We get packets when pinging the switch on this same ACL. The show arp just shows the switch info (ip/mac).

1: 09:38:21.463660 802.1Q vlan#200 P0 192.168.1.15 > 192.168.2.44: icmp: echo request
   2: 09:38:21.463934 802.1Q vlan#200 P0 192.168.2.44 > 192.168.1.15: icmp: echo reply
   3: 09:38:23.713631 802.1Q vlan#200 P0 192.168.1.15 > 192.168.2.44: icmp: echo request
   4: 09:38:23.713921 802.1Q vlan#200 P0 192.168.2.44 > 192.168.1.15: icmp: echo reply

and

inside 10.1.200.1 0022.bed0.8849 30

Nagaraja Thanthry · ‎09-22-2010

Hello,

OK, I guess the problem could be that the Barracuda does not respond to ARP requests (or the response is not in standard format). Let us try the following:

If you know the MAC address of the Barracuda device, add a static entry on the ASA for the Barracuda:

arp inside

Now, try to ping again and see if the capture sees any traffic towards Barracuda. If possible, you can configure a static entry on the Barracuda for the ASA IP/MAC and see if the packet returns as well.

Regards,

NT

Brett Walters · ‎09-22-2010

Not sure I can get the Barracuda MAC from the console - I will have to check. I am not onsite anymore - but will be on

Monday again. This has been quite frustrating. I am going to try and arrange for the switch team and ASA team to talk to me at the same time

to discern, so we aren't pointing fingers at each other for the issue.

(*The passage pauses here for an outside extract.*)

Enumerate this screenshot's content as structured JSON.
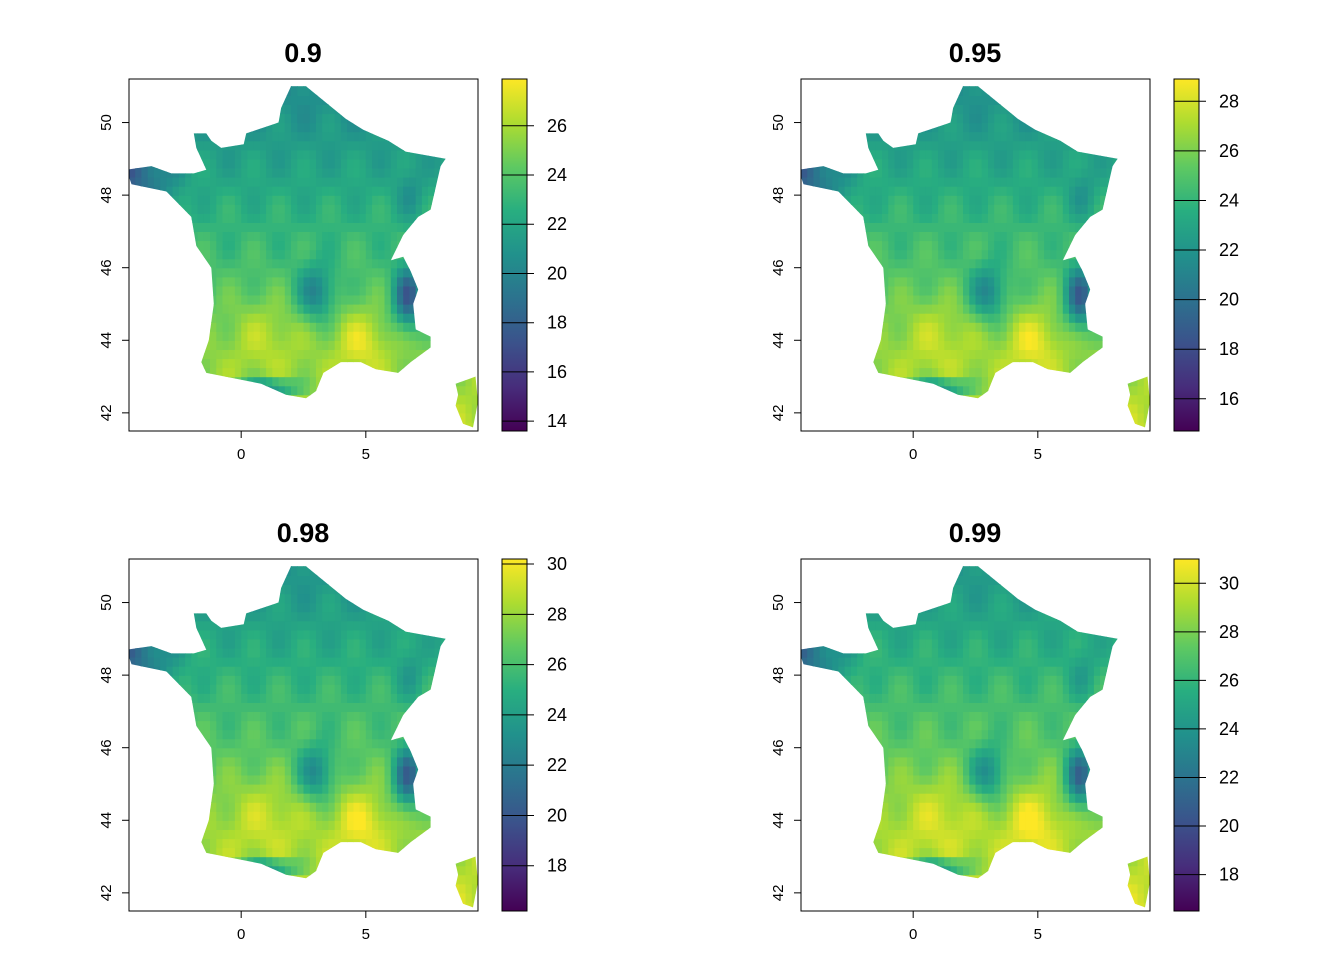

Jon Marshall · ‎09-22-2010

Bwalters613 wrote:

ASA5510 with IPS module and 3750G stacked switches. Everything is working normal...so we introduced two new Barracuda devices inline (Web Filter and IM Filter) on the same subnet at the 3750 Core switch and the ASA Inside interface. Here's where it gets fun. Switch can ping the ASA, and pass traffic to the Internet just fine, through the two Barracuda devices. The two Barracuda devices can ping each other, but cannot ping the ASA or the switch. Neither the switch nor the ASA can ping either Barracuda device.

Switch - 10.1.200.1/28

ASA inside - 10.1.200.2/28

CudaA - 10.1.200.10/28

CudaB - 10.1.200.11/28

Have tried defaulting the gateway for the Cuda's to either switch or ASA without success. Both Cuda's work on two separate networks in this same design and inline placement (one behind a PIX and before a switch and the other behind an ASA5505 and before a switch). Have tried intra-interface traffic allowing and not and have talked to both the LAN switching team and ASA team at TAC...neither of which seems to find anything.

Suggestions?

You've probably been asked these sort of questions already but -

1) when you try to ping the barracuda devices from the switch or the ASA what do the arp tables show on the switch/ASA

2) when you try to ping the switch or ASA from the barracuda what do the arp tables show on the barracudas

3) have you tried packet capture on the ASA to see if when you ping from the barracudas the ICMP request actually gets to the ASA

By the sounds of it the barracudas are running in transparent mode ie. L2 between the switch and ASA so the default-gateway should make no difference.

Jon

Brett Walters · ‎09-22-2010

See previous, but I agree. The Barracudas are out of the box, IP configured only. so they are in Audit mode. I can take them out of line, connect the to the switch and give them a server-based IP and get to them just fine. Just not the switch/ASA network.